Ini merupakan buntut dari pernyataan brand-brand Barat terkemuka seperti H&M, Nike, Under Armor, Adidas, dan Burberry bahwa mereka tidak akan lagi mengambil kapas yang berasal dari Xinjiang karena tuduhan bahwa perkebunan kapas di Xinjiang menggunakan buruh kerja paksa Uighur berdasarkan laporan sebuah organisasi nonpemerintah yang bernama Better Cotton Initiative (Brant 2021). Laporan tersebut menduga bahwa etnis Uighur digunakan sebagai pekerja paksa di kebun kapas (Better Cotton Initiative 2020, p.12). Atas laporan itu, masyarakat Tiongkok marah dan memboikot merek-merek yang berafiliasi dengan Better Cotton Initiative dan mendahulukan brand lokal. Xinjiang merupakan pemasok 80% dari jumlah kapas Tiongkok (Koestanto 2021, p.4).
Ini merupakan satu dari serangkaian risiko politik dalam bisnis yang diuraikan dalam buku Political Risk: Facing the Threat of Global Insecurity in the Twenty-First Century karya Condoleezza Rice dan Amy Zegart di mana aksi politik oleh kelompok kecil, atau bahkan individu, didukung oleh teknologi komunikasi dan informasi, dapat berdampak pada bisnis dalam bidang apapun (p.2).
Setelah laporan tersebut dikeluarkan, brand-brand Barat memiliki pilihan: menghentikan suplai kapas dari Xinjiang dan diboikot di Tiongkok, atau tidak berbuat apa-apa dan mungkin diboikot di Barat. Meskipun brand yang telah disebutkan memilih pilihan pertama, ada yang memilih pilihan kedua. Seperti yang dilansir dari harian Kompas (7/4), Hugo Boss, Muji, dan Uniqlo mengeluarkan pernyataan bahwa mereka membanggakan penggunaan kapas Xinjiang. Di samping itu, Patagonia, PVH, Marks & Spencer, dan GAP menyatakan bahwa mereka tidak pernah menggunakan kapas Xinjiang.
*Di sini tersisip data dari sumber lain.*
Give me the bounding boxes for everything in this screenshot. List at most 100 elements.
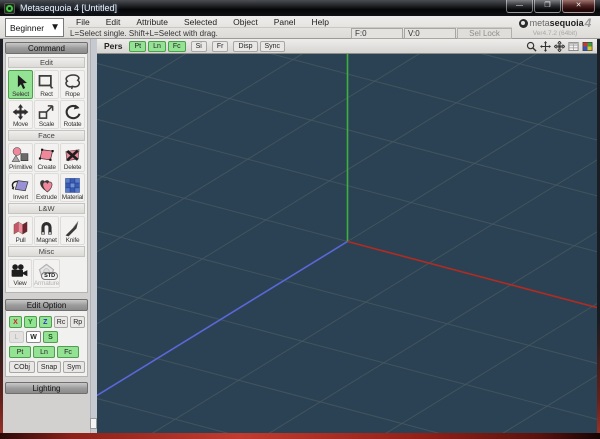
screen-toggle[interactable]: S xyxy=(43,331,58,343)
command-invert[interactable]: Invert xyxy=(8,173,33,202)
rotate-view-icon[interactable] xyxy=(553,40,566,53)
close-button[interactable]: ✕ xyxy=(562,0,595,13)
window-frame-bottom xyxy=(0,433,600,439)
pan-tool-icon[interactable] xyxy=(539,40,552,53)
chevron-down-icon: ▼ xyxy=(50,21,60,33)
window-frame-left xyxy=(0,39,3,439)
lasso-icon xyxy=(62,72,83,91)
rect-select-icon xyxy=(36,72,57,91)
command-view[interactable]: View xyxy=(8,259,32,288)
viewport-pt-toggle[interactable]: Pt xyxy=(129,40,147,52)
menu-file[interactable]: File xyxy=(68,17,98,27)
primitive-shapes-icon xyxy=(10,145,31,164)
viewport-header: Pers Pt Ln Fc Si Fr Disp Sync xyxy=(97,39,597,54)
axis-y-toggle[interactable]: Y xyxy=(23,316,37,328)
maximize-button[interactable]: ❐ xyxy=(534,0,561,13)
command-extrude[interactable]: Extrude xyxy=(34,173,59,202)
line-toggle[interactable]: Ln xyxy=(33,346,55,358)
sidebar-scroll-grip[interactable] xyxy=(90,418,97,429)
lighting-panel-header[interactable]: Lighting xyxy=(5,382,88,394)
command-panel-header[interactable]: Command xyxy=(5,42,88,54)
material-panel-icon[interactable] xyxy=(581,40,594,53)
point-toggle[interactable]: Pt xyxy=(9,346,31,358)
menu-object[interactable]: Object xyxy=(225,17,266,27)
viewport-si-toggle[interactable]: Si xyxy=(190,40,207,52)
view-mode-label[interactable]: Pers xyxy=(104,41,122,51)
create-face-icon xyxy=(36,145,57,164)
pull-ribbon-icon xyxy=(10,218,31,237)
zoom-tool-icon[interactable] xyxy=(525,40,538,53)
section-face-header: Face xyxy=(8,130,85,141)
viewport-ln-toggle[interactable]: Ln xyxy=(148,40,166,52)
menu-help[interactable]: Help xyxy=(303,17,336,27)
command-rect[interactable]: Rect xyxy=(34,70,59,99)
menu-panel[interactable]: Panel xyxy=(266,17,304,27)
rp-toggle[interactable]: Rp xyxy=(70,316,85,328)
object-panel-icon[interactable] xyxy=(567,40,580,53)
knife-icon xyxy=(62,218,83,237)
lighting-panel: Lighting xyxy=(5,382,88,394)
edit-option-panel-header[interactable]: Edit Option xyxy=(5,299,88,311)
title-bar: Metasequoia 4 [Untitled] — ❐ ✕ xyxy=(0,0,600,16)
command-move[interactable]: Move xyxy=(8,100,33,129)
command-create[interactable]: Create xyxy=(34,143,60,172)
sel-lock-button[interactable]: Sel Lock xyxy=(457,28,512,39)
snap-toggle[interactable]: Snap xyxy=(37,361,61,373)
command-primitive[interactable]: Primitive xyxy=(8,143,34,172)
command-magnet[interactable]: Magnet xyxy=(34,216,59,245)
metasequoia-logo-icon xyxy=(518,18,528,28)
viewport-canvas[interactable] xyxy=(97,54,597,433)
section-misc-header: Misc xyxy=(8,246,85,257)
face-toggle[interactable]: Fc xyxy=(57,346,79,358)
menu-bar: File Edit Attribute Selected Object Pane… xyxy=(68,16,512,27)
sidebar-scrollbar[interactable] xyxy=(90,39,97,433)
command-knife[interactable]: Knife xyxy=(60,216,85,245)
std-badge: STD xyxy=(41,272,59,280)
command-rope[interactable]: Rope xyxy=(60,70,85,99)
magnet-icon xyxy=(36,218,57,237)
command-panel: Command Edit Select Rect Rope Move Scale… xyxy=(5,42,88,293)
viewport-fc-toggle[interactable]: Fc xyxy=(167,40,186,52)
command-pull[interactable]: Pull xyxy=(8,216,33,245)
sym-toggle[interactable]: Sym xyxy=(63,361,85,373)
rc-toggle[interactable]: Rc xyxy=(53,316,69,328)
axis-z-toggle[interactable]: Z xyxy=(38,316,52,328)
viewport: Pers Pt Ln Fc Si Fr Disp Sync xyxy=(97,39,597,433)
toolbar: Beginner ▼ File Edit Attribute Selected … xyxy=(0,16,600,39)
toolbar-middle: File Edit Attribute Selected Object Pane… xyxy=(68,16,512,39)
command-scale[interactable]: Scale xyxy=(34,100,59,129)
cobj-toggle[interactable]: CObj xyxy=(9,361,35,373)
extrude-icon xyxy=(36,175,57,194)
app-window: Metasequoia 4 [Untitled] — ❐ ✕ Beginner … xyxy=(0,0,600,439)
command-delete[interactable]: Delete xyxy=(60,143,85,172)
sidebar: Command Edit Select Rect Rope Move Scale… xyxy=(3,39,97,433)
vertex-count-field: V:0 xyxy=(404,28,456,39)
face-count-field: F:0 xyxy=(351,28,403,39)
rotate-icon xyxy=(62,102,83,121)
command-rotate[interactable]: Rotate xyxy=(60,100,85,129)
command-armature[interactable]: STD Armature xyxy=(32,259,61,288)
viewport-sync-toggle[interactable]: Sync xyxy=(259,40,286,52)
hint-text: L=Select single. Shift+L=Select with dra… xyxy=(70,29,218,38)
command-material[interactable]: Material xyxy=(60,173,85,202)
local-toggle[interactable]: L xyxy=(9,331,24,343)
select-cursor-icon xyxy=(10,72,31,91)
mode-dropdown[interactable]: Beginner ▼ xyxy=(5,18,64,37)
brand-logo: meta sequoia 4 Ver4.7.2 (64bit) xyxy=(513,16,597,39)
material-grid-icon xyxy=(62,175,83,194)
viewport-fr-toggle[interactable]: Fr xyxy=(211,40,229,52)
menu-selected[interactable]: Selected xyxy=(176,17,225,27)
edit-option-panel: Edit Option X Y Z Rc Rp L W S Pt Ln Fc C… xyxy=(5,299,88,377)
world-toggle[interactable]: W xyxy=(26,331,41,343)
mode-dropdown-value: Beginner xyxy=(10,22,45,33)
window-title: Metasequoia 4 [Untitled] xyxy=(20,3,118,13)
move-arrows-icon xyxy=(10,102,31,121)
command-select[interactable]: Select xyxy=(8,70,33,99)
menu-edit[interactable]: Edit xyxy=(98,17,129,27)
minimize-button[interactable]: — xyxy=(506,0,533,13)
viewport-disp-toggle[interactable]: Disp xyxy=(233,40,258,52)
axis-x-toggle[interactable]: X xyxy=(9,316,22,328)
menu-attribute[interactable]: Attribute xyxy=(128,17,176,27)
invert-face-icon xyxy=(10,175,31,194)
section-lw-header: L&W xyxy=(8,203,85,214)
Sudah bisa diduga, Tiongkok mengecam keras boikot kapas Xinjiang dan menuduh bahwa boikot tersebut dilakukan berdasarkan kebohongan yang dibuat oleh kelompok anti-Tiongkok di Amerika Serikat dan terdapat niat untuk campur tangan di urusan domestik Tiongkok (Global Times 2021a). Juru bicara pemerintah Tiongkok, Xu Guixiang juga mengatakan “Bisakah H&M terus menghasilkan uang di pasar China? Tidak lagi,” (Koestanto 2021, p.4). Pemerintah Daerah Xinjiang dan Kementerian Luar Negeri Tiongkok juga mengatakan bahwa perusahaan asing diperbolehkan pergi ke Xinjiang secara bebas untuk berkunjung ke kebun kapas dan perusahaan tekstil di sana. Namun, Tiongkok menolak investigasi yang ‘menduga kesalahan’ dan menentang siapapun yang menggunakan isu ini sebagai alat untuk menekan Tiongkok (Global Times 2021a; Global Times 2021b).
References
Better Cotton Initiative (2020). BCI Task Force on Forced Labour and Decent Work: Final Report and Recommendations. Geneva: Better Cotton Initiative.
Brant, R. (2021). Xinjiang cotton: Western clothes brands vanish as backlash grows. BBC News. [online] 26 Mar. Available at: https://www.bbc.com/news/world-asia-china-56533560.
Global Times (2021a). “Xinjiang’s white cotton will not be stained”: Industry associations condemn Western boycott — Global Times. [online] www.globaltimes.cn. Available at: https://www.globaltimes.cn/page/202103/1219733.shtml [Accessed 7 Apr. 2021].
Global Times (2021b). China Cotton Association welcomes overseas industry organizations, brands to Xinjiang. [online] www.globaltimes.cn. Available at: https://www.globaltimes.cn/page/202104/1220101.shtml [Accessed 7 Apr. 2021].
Koestanto, B.D. (2021). Pasar China yang Liat. Kompas, p.4.
Rice, C. and Zegart, A.B. (2018). Political Risk: Facing the Threat of Global Insecurity in the Twenty-First Century. London: Weidenfeld & Nicolson.